カツ丼と映画

朝 人参スティック

昼 カツ丼

夜 厚揚げと鶏挽肉の煮物、人参と新玉と唐揚げの黒酢炒め、大葉の玄米炒飯、トマトのお汁

夜寝る前に「明日の朝何食べる」という話になる。何がいいかと聞かれたので、「蕎麦がいい」と答えると「なら食べに行こう」ということになった。週末が配信なので、何となく月曜日は休日っぽい感じになる。南阿佐ヶ谷の蕎麦屋を目指して散歩がてら出かける。蕎麦を食べるつもりだったのに、店内で隣の客がカツ丼を注文しているのを見て急遽心変わり。江古田の蕎麦屋のカツ丼も美味しかったが、ここもいける。お肉がふっくらしていてご飯が進む。学生時代に何かの本で「自由とはカツ丼を好きな時に食べることができること」と書いてあったのをずっと覚えている。昔はカツ丼は値段が高くてご馳走だったのだ。だから「今日はカツ丼でも食うかな」と思ったときに食べることができる金銭的余裕のことを言っていたのだが、今となっては健康的に美味しくカツ丼を食べることができるのが自由なんだと思えてくる。

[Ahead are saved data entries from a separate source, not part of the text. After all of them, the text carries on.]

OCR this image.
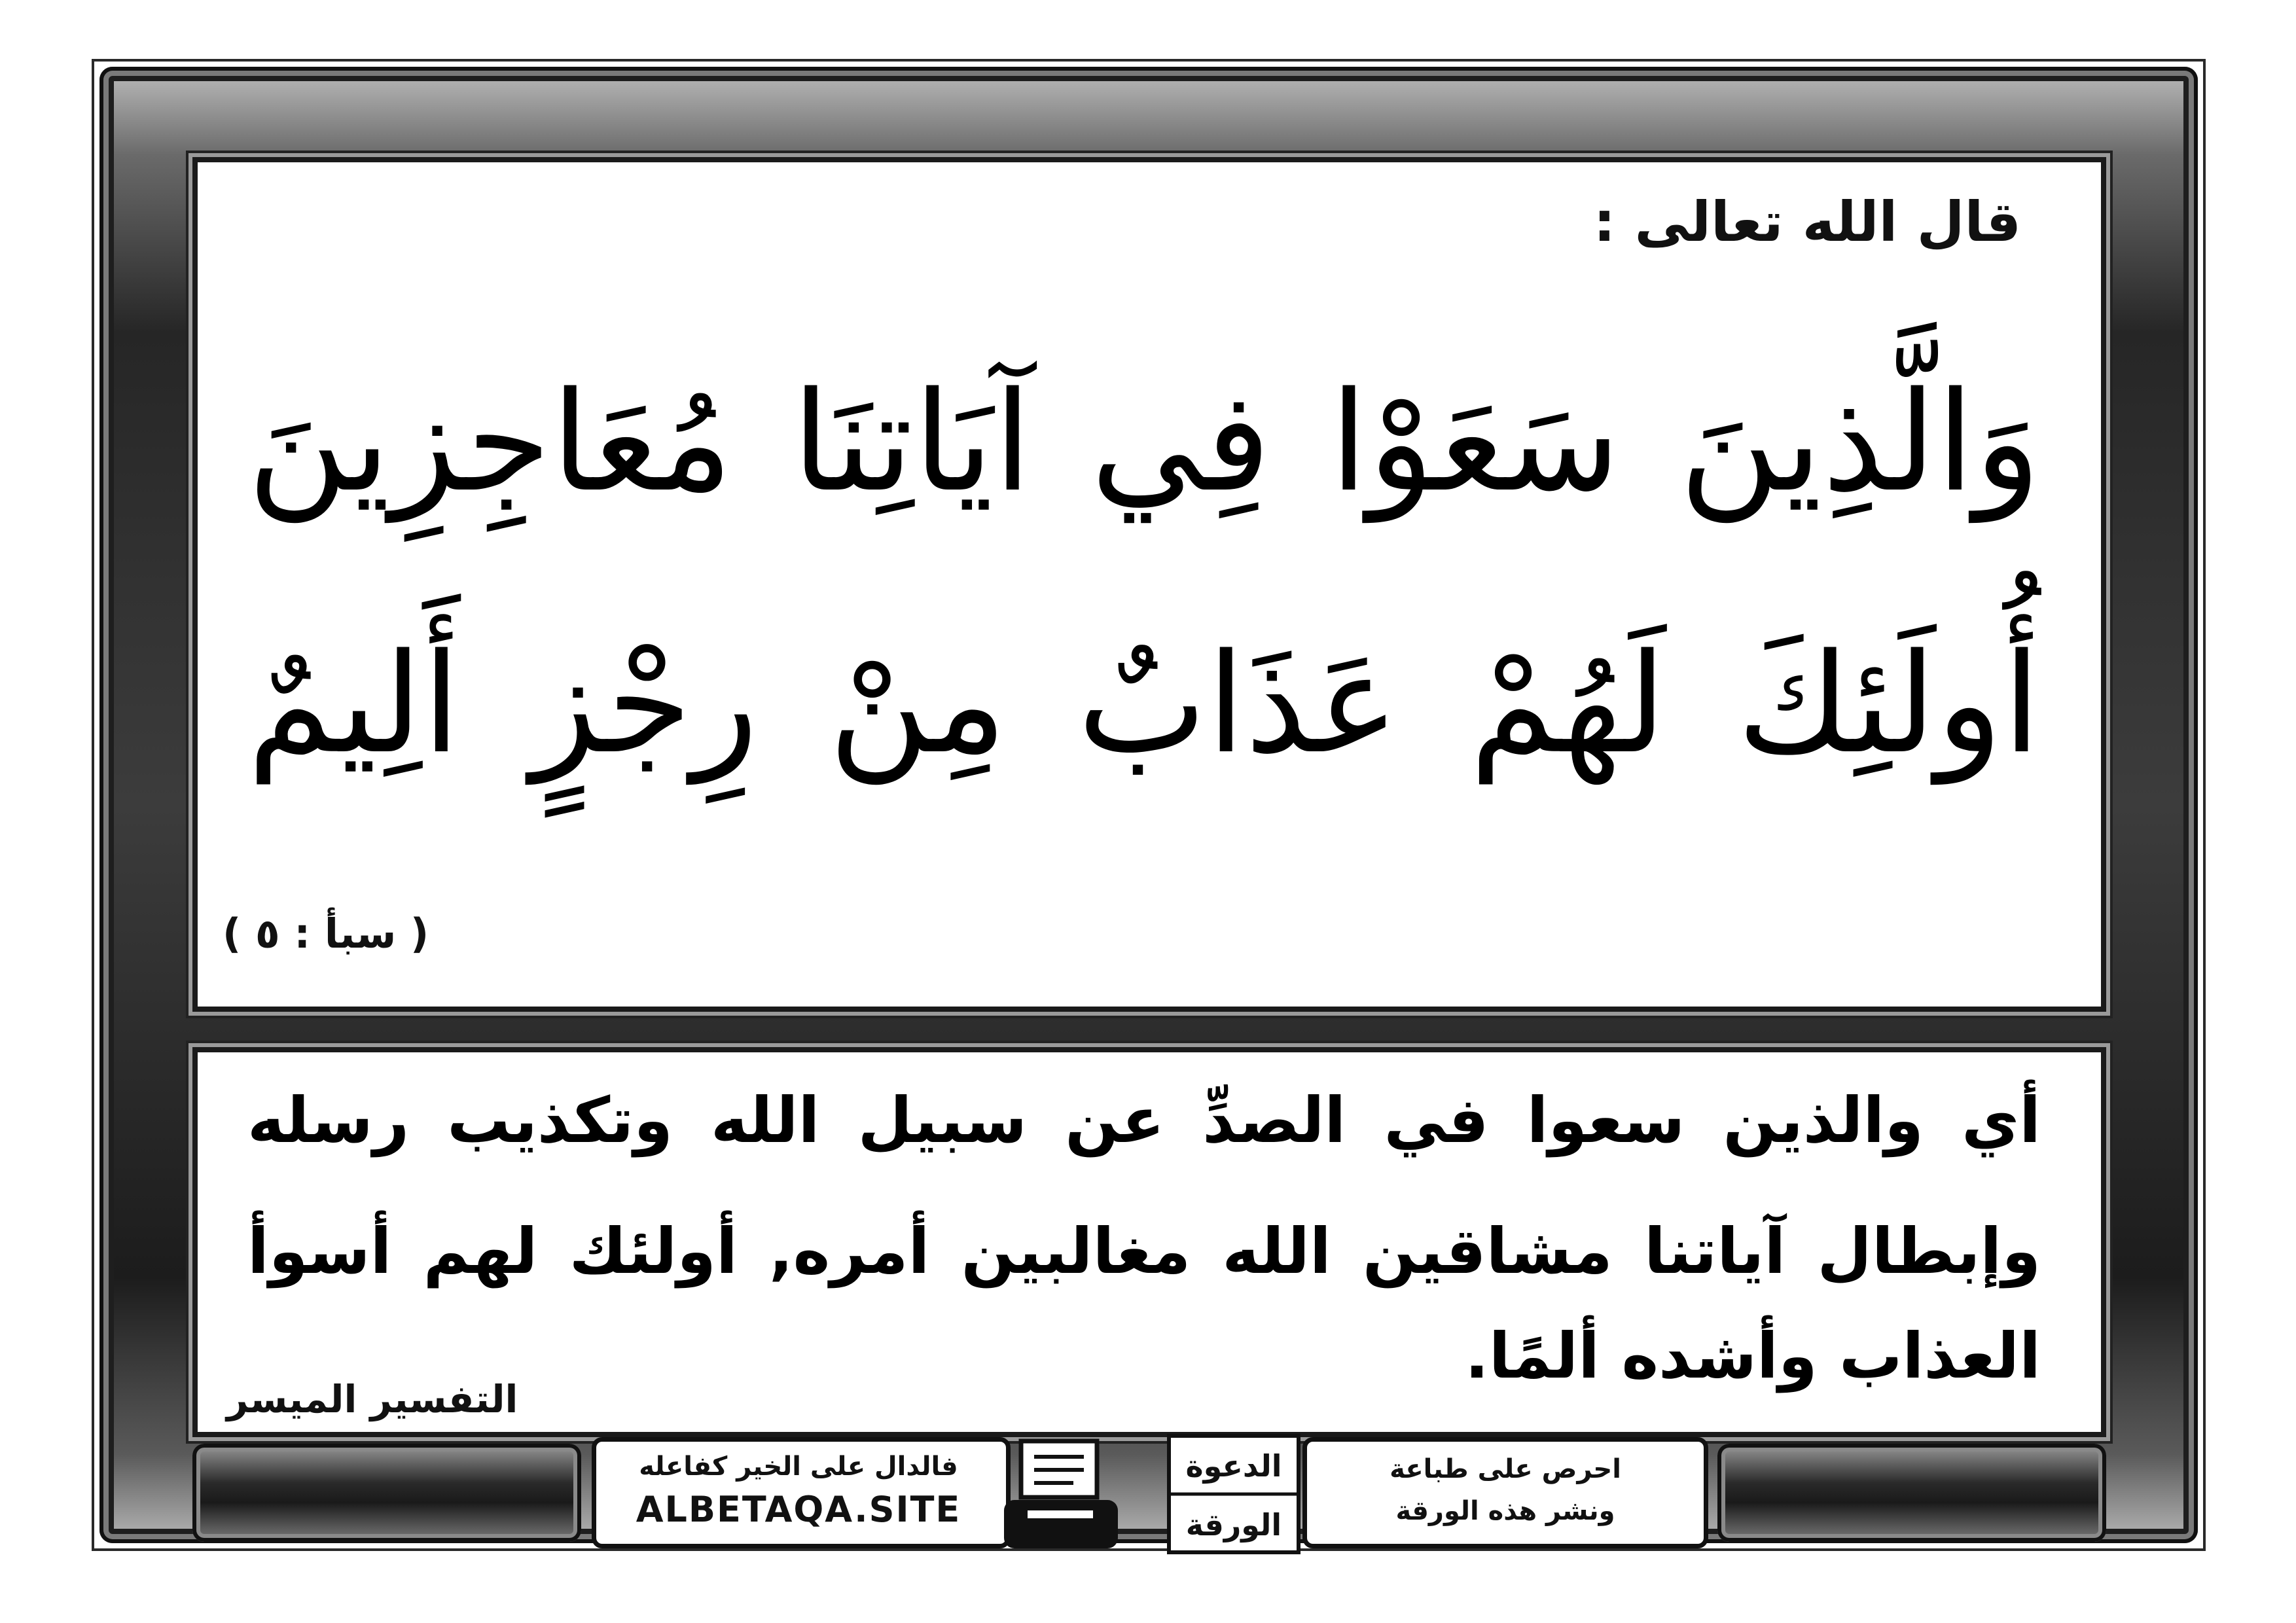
قال الله تعالى :
وَالَّذِينَ سَعَوْا فِي آيَاتِنَا مُعَاجِزِينَ
أُولَئِكَ لَهُمْ عَذَابٌ مِنْ رِجْزٍ أَلِيمٌ
( سبأ : ٥ )
أي والذين سعوا في الصدِّ عن سبيل الله وتكذيب رسله
وإبطال آياتنا مشاقين الله مغالبين أمره, أولئك لهم أسوأ
العذاب وأشده ألمًا.
التفسير الميسر
فالدال على الخير كفاعله
ALBETAQA.SITE
الدعوة
الورقة
احرص على طباعة
ونشر هذه الورقة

腹ごなしに阿佐ヶ谷商店街を散歩。お箸を二膳とお煎餅と野菜をリュックいっぱいに買って帰り、頂き物の最中を食べながら2000年に公開の映画「SELF and Others」のDVDを見る。若くして亡くなった写真家・牛腸茂雄の話で、彼が姉に宛てた手紙を西嶋秀樹が朗読し、それに合わせて牛腸茂雄の写真と、彼が撮った8ミリと16ミリの映像、そして彼が撮ったであろう場所をめぐるもの。役者というか、登場人物は出てこない。極めてシンプルな構成なのに引き込まれる。牛腸茂雄は写真家としての成功を夢見ながら、一方で病のため常に死が身近にある。ラストシーンは胸に迫るものがあった。2004年に開かれた山形県立美術館の回顧展で一度見ていたものだが、見返すと18年前と違って見える。

<2006年 2月15日の日記から>

コレクターのHさんに、昨年「da・gasita」のなかの雪の壁の写真を買ってもらっている。先日のトークショーの時に、その写真を持ってきてくれたので、どのくらい違うか今回展示しているものの横に並べてみた。雪のハイライトの抜ける感じはほぼ一緒だが、壁の部分のハーフトーンの出方が若干違っていた。本当に仔細な違いなのだが、比べると以前のもの方がいいように思えてくる。「みずみずしい」と表現したものがいたが、まさに氷が溶ける感じが出ている(ような気がする)この違いの原因は色々あるが(現像時間、液温、液の劣化度)おそらく一番の違いは現像液の種類だ。以前はアグファの専用現像液「ノイトール」を使っていたが、もう販売していないので今回はイルフォードを使った。その差が出たのではと思っている。念のため新宿ヨドバシに売っていないか見に行ったがやはりなかった。売り場でばったり中藤毅彦さんに会う。立ち話のつもりで、1時間くらいギャラリー運営のことで話し込んでしまった。江古田に住んでもう20年以上になる。度々引越しを考えたがやはり江古田に落ち着いてしまう。中野坂上に住める話があってとても乗り気になっていたが、2Bのこともあってやはり江古田は捨てがたい。今住んでいるのは築40年にはなろうという分譲公団だ。そこの1室をオーナーが賃貸として不動産に出していたのをみつけたのだ。古い感じが気に入って住み始めたのだが、ここ1年で本当に古くなってしまった。娘が中学生になるのをきっかけに引越そうと思っている。探しているのはまたしても古い物件だ。